Some more data on parts and other bits I used:
Resistor for hotend heater block:
6.8ohm 3W 5%, I use 2 in parallel which gives me 3.4ohm total. I know that this is a bit low, as it will give a high wattage and high amperage, but it has worked very well on my setup. I think many use one 6.8ohm resistor. You may have to insulate the block for it to be able to stay hot enough if you only use the one resistor.
The heat sinks used on the pololu drivers I glue down using Arctic Silver Adhesive like this:
To avoid sending too many amps through my ramps board I let the ramps control a relay which in turn switches the heated bed on and off. It has been working fine from day one.
I use kapton tape on a glass bed. Many use acetone to clean it with, but acetone is very bad for you if inhaled and it is not good for your skin either. If you spill it, it will most likely “kill” what ever it lands on. Bench top, table (painted/varnished) plastic, you name it. It is good, but I have found that Methylated spirit does the job just perfect. It is much friendlier to use full stop.
The next picture shows the various lubricants, silicone and adhesives (epoxy resins) I use for my build.
My heated bed is levelled using 4 bolts upside down with a nut under and above the table.
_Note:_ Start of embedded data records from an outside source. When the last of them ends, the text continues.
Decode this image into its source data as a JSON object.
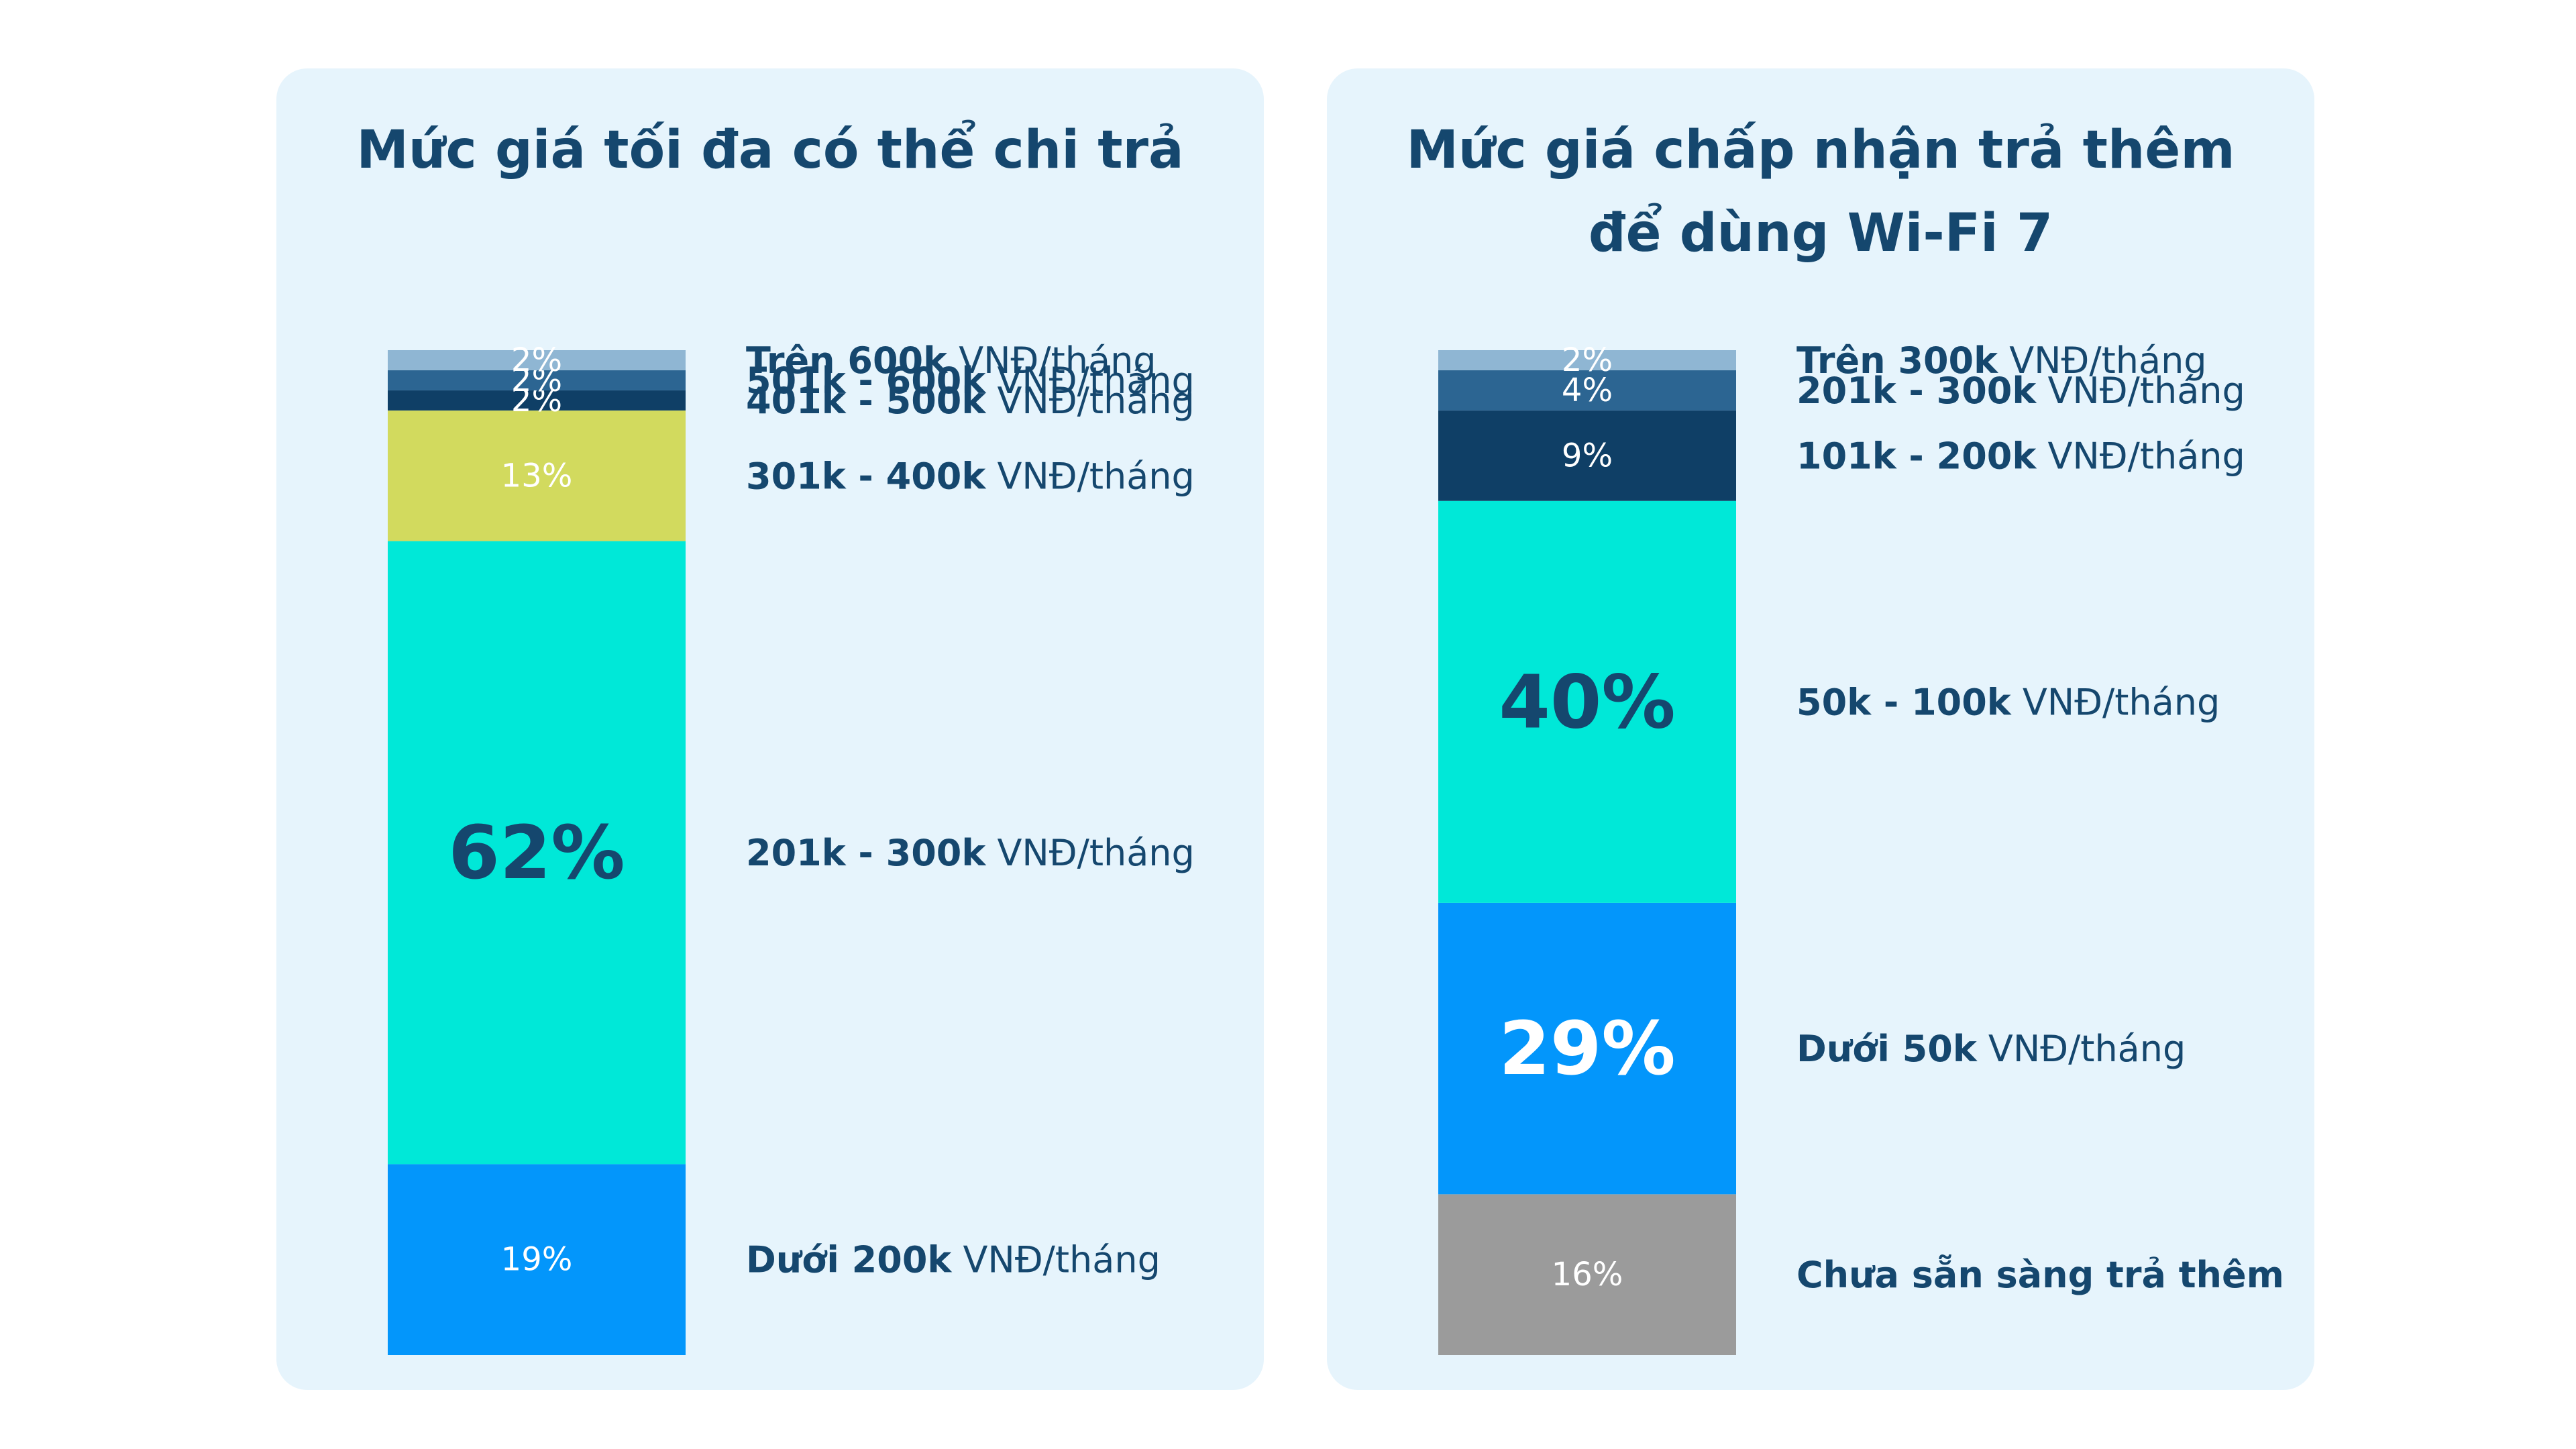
{
  "colors": {
    "panel_background": "#e6f4fc",
    "title": "#15476e",
    "legend_text": "#15476e"
  },
  "chart_data": [
    {
      "type": "bar",
      "stacked": true,
      "orientation": "vertical",
      "title": "Mức giá tối đa có thể chi trả",
      "unit": "%",
      "segments": [
        {
          "category_bold": "Dưới 200k",
          "category_rest": " VNĐ/tháng",
          "value": 19,
          "label": "19%",
          "color": "#0396fb",
          "label_color": "#ffffff",
          "emphasis": false
        },
        {
          "category_bold": "201k - 300k",
          "category_rest": " VNĐ/tháng",
          "value": 62,
          "label": "62%",
          "color": "#00e8d8",
          "label_color": "#15476e",
          "emphasis": true
        },
        {
          "category_bold": "301k - 400k",
          "category_rest": " VNĐ/tháng",
          "value": 13,
          "label": "13%",
          "color": "#d2da5e",
          "label_color": "#ffffff",
          "emphasis": false
        },
        {
          "category_bold": "401k - 500k",
          "category_rest": " VNĐ/tháng",
          "value": 2,
          "label": "2%",
          "color": "#0f3f66",
          "label_color": "#ffffff",
          "emphasis": false
        },
        {
          "category_bold": "501k - 600k",
          "category_rest": " VNĐ/tháng",
          "value": 2,
          "label": "2%",
          "color": "#2c6592",
          "label_color": "#ffffff",
          "emphasis": false
        },
        {
          "category_bold": "Trên 600k",
          "category_rest": " VNĐ/tháng",
          "value": 2,
          "label": "2%",
          "color": "#8fb6d3",
          "label_color": "#ffffff",
          "emphasis": false
        }
      ]
    },
    {
      "type": "bar",
      "stacked": true,
      "orientation": "vertical",
      "title": "Mức giá chấp nhận trả thêm\nđể dùng Wi-Fi 7",
      "unit": "%",
      "segments": [
        {
          "category_bold": "Chưa sẵn sàng trả thêm",
          "category_rest": "",
          "value": 16,
          "label": "16%",
          "color": "#9b9b9b",
          "label_color": "#ffffff",
          "emphasis": false
        },
        {
          "category_bold": "Dưới 50k",
          "category_rest": " VNĐ/tháng",
          "value": 29,
          "label": "29%",
          "color": "#0396fb",
          "label_color": "#ffffff",
          "emphasis": true
        },
        {
          "category_bold": "50k - 100k",
          "category_rest": " VNĐ/tháng",
          "value": 40,
          "label": "40%",
          "color": "#00e8d8",
          "label_color": "#15476e",
          "emphasis": true
        },
        {
          "category_bold": "101k - 200k",
          "category_rest": " VNĐ/tháng",
          "value": 9,
          "label": "9%",
          "color": "#0f3f66",
          "label_color": "#ffffff",
          "emphasis": false
        },
        {
          "category_bold": "201k - 300k",
          "category_rest": " VNĐ/tháng",
          "value": 4,
          "label": "4%",
          "color": "#2c6592",
          "label_color": "#ffffff",
          "emphasis": false
        },
        {
          "category_bold": "Trên 300k",
          "category_rest": " VNĐ/tháng",
          "value": 2,
          "label": "2%",
          "color": "#8fb6d3",
          "label_color": "#ffffff",
          "emphasis": false
        }
      ]
    }
  ]
}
Easy to level, but level it when the bed is at operating temperature (expansion).
For endstops I used some micro swithes from old computers (lid open detection) and from some old printers.
To calibrate the Z-axis I glued (glue gun) a couple of 8mm nuts with a piece of 8mm rod in correct location so I can fine tune the zero position of the nozzle.
The Arduino with Ramps and driver I screwed onto the side of the printer (the benifit of using wood 🙂 .) Note the heatsinks that are on the drivers and the fan above the board to cool. The fan is attached using velcro. A bit of glue from a glue gun or a string will do the same trick.